The penthouse apartment had a wide terrace covered with AstroTurf with moss growing about the edges that wrapped around the two airy high-ceilinged rooms and bathroom. The terrace was wide enough to accommodate a table with chairs, various trees rooted into large barrels, planter boxes, a birdbath, an illegal grill and a tool shed. It looked North, West and South taking in the Empire State building and the World Trade Center. It was a place where you could sunbathe and have long breakfasts of coffee and bagels with the Sunday New York Times and dinners with friends deep into the night. The sunsets, especially during the colder months, were spectacular. The bathroom had little black and white hard tiles and a large old-fashioned mirror, the tub was spacious with thick spigots. In summer the entire building smelled of cedar water towers warmed in the sun, roof tar, bus traffic from the street below and honeysuckle from the terrace.

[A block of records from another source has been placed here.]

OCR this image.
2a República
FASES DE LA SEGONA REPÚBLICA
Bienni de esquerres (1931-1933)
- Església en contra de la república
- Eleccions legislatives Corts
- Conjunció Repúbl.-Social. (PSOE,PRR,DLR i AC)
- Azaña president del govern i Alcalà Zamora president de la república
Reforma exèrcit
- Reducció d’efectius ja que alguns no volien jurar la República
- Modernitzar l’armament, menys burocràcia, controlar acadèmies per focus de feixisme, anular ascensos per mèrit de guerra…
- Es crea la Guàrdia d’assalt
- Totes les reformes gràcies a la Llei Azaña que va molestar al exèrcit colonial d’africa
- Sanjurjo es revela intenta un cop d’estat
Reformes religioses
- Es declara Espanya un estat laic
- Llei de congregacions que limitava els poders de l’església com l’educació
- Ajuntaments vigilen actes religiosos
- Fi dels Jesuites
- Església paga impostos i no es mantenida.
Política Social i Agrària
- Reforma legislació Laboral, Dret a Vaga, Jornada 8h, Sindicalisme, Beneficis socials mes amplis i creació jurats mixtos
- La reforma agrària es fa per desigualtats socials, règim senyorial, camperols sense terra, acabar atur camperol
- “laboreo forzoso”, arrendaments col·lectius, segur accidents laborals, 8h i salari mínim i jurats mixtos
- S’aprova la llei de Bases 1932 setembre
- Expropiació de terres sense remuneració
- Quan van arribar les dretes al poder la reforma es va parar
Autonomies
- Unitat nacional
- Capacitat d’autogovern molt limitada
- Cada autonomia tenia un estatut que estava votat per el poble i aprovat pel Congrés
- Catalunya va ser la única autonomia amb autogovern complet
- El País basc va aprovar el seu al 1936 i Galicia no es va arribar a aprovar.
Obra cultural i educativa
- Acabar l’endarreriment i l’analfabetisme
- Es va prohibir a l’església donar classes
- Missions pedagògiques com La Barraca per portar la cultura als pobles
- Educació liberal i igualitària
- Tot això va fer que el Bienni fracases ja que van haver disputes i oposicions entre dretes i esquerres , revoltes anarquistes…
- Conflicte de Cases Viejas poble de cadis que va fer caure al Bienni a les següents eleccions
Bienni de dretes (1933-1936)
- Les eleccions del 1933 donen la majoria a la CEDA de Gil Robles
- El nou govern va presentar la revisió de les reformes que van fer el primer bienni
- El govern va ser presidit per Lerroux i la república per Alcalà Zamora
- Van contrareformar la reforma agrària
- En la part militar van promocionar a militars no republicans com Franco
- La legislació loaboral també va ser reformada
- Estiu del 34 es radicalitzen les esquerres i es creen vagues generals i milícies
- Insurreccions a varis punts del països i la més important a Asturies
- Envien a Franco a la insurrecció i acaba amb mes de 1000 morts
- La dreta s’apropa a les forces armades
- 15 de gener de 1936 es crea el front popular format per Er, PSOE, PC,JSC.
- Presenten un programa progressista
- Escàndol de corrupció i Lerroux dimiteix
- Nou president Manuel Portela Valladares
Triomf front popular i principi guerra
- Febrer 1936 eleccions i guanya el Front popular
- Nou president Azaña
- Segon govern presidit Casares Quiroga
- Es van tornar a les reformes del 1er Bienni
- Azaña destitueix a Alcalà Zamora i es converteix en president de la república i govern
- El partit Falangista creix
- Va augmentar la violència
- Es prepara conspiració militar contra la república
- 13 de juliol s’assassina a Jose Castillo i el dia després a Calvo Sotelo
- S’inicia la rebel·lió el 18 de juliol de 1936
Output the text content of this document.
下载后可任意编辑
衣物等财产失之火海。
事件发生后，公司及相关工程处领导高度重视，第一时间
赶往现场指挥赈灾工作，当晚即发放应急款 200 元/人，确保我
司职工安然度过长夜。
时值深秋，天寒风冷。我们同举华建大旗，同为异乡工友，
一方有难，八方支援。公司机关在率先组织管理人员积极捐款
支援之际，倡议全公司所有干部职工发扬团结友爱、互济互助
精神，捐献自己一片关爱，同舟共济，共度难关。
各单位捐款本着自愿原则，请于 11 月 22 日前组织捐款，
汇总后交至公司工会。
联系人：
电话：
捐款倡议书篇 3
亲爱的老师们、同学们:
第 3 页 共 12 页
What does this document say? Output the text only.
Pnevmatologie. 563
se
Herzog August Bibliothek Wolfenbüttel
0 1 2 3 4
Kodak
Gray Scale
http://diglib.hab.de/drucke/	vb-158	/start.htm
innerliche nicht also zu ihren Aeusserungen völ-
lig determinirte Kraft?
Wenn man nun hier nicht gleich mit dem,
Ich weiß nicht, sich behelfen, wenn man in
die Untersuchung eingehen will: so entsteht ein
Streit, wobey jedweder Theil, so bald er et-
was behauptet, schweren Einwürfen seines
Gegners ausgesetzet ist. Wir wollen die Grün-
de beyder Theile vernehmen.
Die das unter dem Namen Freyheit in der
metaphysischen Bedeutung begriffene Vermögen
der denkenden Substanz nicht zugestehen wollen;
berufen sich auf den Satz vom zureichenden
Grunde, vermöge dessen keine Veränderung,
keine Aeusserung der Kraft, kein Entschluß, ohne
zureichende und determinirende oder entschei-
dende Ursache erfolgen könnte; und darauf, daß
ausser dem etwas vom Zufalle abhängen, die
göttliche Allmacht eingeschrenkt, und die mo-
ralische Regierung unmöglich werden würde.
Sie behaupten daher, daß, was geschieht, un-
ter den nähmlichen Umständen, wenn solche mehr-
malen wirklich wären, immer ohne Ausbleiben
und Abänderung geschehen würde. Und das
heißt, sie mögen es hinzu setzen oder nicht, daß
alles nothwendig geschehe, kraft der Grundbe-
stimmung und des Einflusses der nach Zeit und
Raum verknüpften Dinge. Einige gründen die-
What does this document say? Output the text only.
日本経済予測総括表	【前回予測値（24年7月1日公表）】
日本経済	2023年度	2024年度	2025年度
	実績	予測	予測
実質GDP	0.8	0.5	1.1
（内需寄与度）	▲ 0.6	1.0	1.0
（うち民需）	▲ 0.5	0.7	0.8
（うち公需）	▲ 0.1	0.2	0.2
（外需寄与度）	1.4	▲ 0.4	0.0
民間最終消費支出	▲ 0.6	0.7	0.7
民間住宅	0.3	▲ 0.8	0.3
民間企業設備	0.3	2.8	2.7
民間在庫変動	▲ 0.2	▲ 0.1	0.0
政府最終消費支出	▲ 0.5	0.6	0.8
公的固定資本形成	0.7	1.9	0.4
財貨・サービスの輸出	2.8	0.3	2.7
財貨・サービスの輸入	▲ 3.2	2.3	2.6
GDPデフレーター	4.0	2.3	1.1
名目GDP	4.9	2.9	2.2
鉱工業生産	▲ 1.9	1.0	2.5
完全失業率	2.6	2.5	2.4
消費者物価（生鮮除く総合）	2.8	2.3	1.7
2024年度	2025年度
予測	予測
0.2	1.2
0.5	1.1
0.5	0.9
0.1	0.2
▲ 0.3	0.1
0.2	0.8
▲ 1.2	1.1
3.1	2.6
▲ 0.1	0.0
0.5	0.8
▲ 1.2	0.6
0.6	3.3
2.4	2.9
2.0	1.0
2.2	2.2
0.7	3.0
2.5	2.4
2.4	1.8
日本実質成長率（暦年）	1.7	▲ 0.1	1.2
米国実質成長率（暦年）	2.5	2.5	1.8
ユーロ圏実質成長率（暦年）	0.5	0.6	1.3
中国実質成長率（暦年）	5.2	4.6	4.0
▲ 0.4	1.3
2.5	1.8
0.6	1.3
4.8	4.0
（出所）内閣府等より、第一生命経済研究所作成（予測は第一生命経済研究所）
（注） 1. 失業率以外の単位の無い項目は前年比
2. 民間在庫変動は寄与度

In winter the heat blasted away New York style and there were many of those special mornings when a particular sort of silence upon waking up told you it had snowed during the night.
There was an upstairs neighbor, an elderly Jewish woman who was a relic from Edna St. Vincent Millay's West Village who lived with a cat in the studio "tower" apartment. The next-door neighbors were a lovely young woman from Westchester married to a Chinese sculptor and a discretely gay man self-exiled from Brighton Beach who worshipped the sun, had a year round tan and who could never understand why I did not want to go to Florida.
And the neighborhood was a delight. Washington Square Park was two blocks south; Balduccis and the Jefferson Market were two blocks west along one of the prettiest streets in New York City. University Place still had great local character, a wonderful florist, dry cleaners, an appliance hardware store, Bradley's Jazz Bar, the Cedar Tavern, and the original Japonica sushi restaurant. When one was feeling flush Il Cantinori was just a few doors away where Andy Warhol and various Rolling Stones and their families were regulars. On 4th Avenue there was a place called Siracusa with wonderful food and homemade gelato housed in a building once owned by Herman Melville, and on East 9th Street there was Col Legno near Second Avenue, friendly and simple with some of the best pasta dishes I've ever eaten. Across the street was a Greek coffee shop called 3Zs where breakfast was taken virtually every weekday, along with a group of regulars; an accountant and his wife who worked together but who always sat apart, an elderly woman with a red wig who did the New York Times crossword using two magnifying glasses, a gallery owner, all of us forming a very New York kind of dysfunctional family. I kept my own bottle of maple syrup there and used to love hearing the orders go in to the kitchen, "Gimme two easy-over and a Whiskey-Down," as in: two fried eggs easy-over and an order of rye toast.
And then, as it has always happened in New York, time did its thing. What felt eternal and reliable turned out to be fragile and ephemeral. Over the years neighbors moved away or died and new ones arrived. As the rents on University Place rose, Bradley's closed. The appliance store closed. The coffee shop closed. Boutiques and unsatisfying restaurant franchises took their places. I saw the World Trade Center towers come down from the terrace and smelled the aftermath for weeks. Il Cantinori got even more expensive and decidedly less cool. Then the Cedar Tavern closed. Balduccis closed. And finally the building itself went co-op. The sweet old window frames it used to have made from solid wood were replaced with practical metallic ones more at home in a Kips Bay high-rise. The ye-olde charming lobby inexplicably took on a brighter, corporate look.
I went back some months ago and walked around the neighborhood. A lot of it feels the same, but most of it feels very different. It seems less cozy and less stylish in the true sense of the word, more money conscious like most of Manhattan these days. But this is surely a sensation New Yorkers have been experiencing for over two centuries. The new people I saw on the street there and in the surrounding restaurants, clearly excited to be living in the thick of things now, will have their turn if they stick around long enough.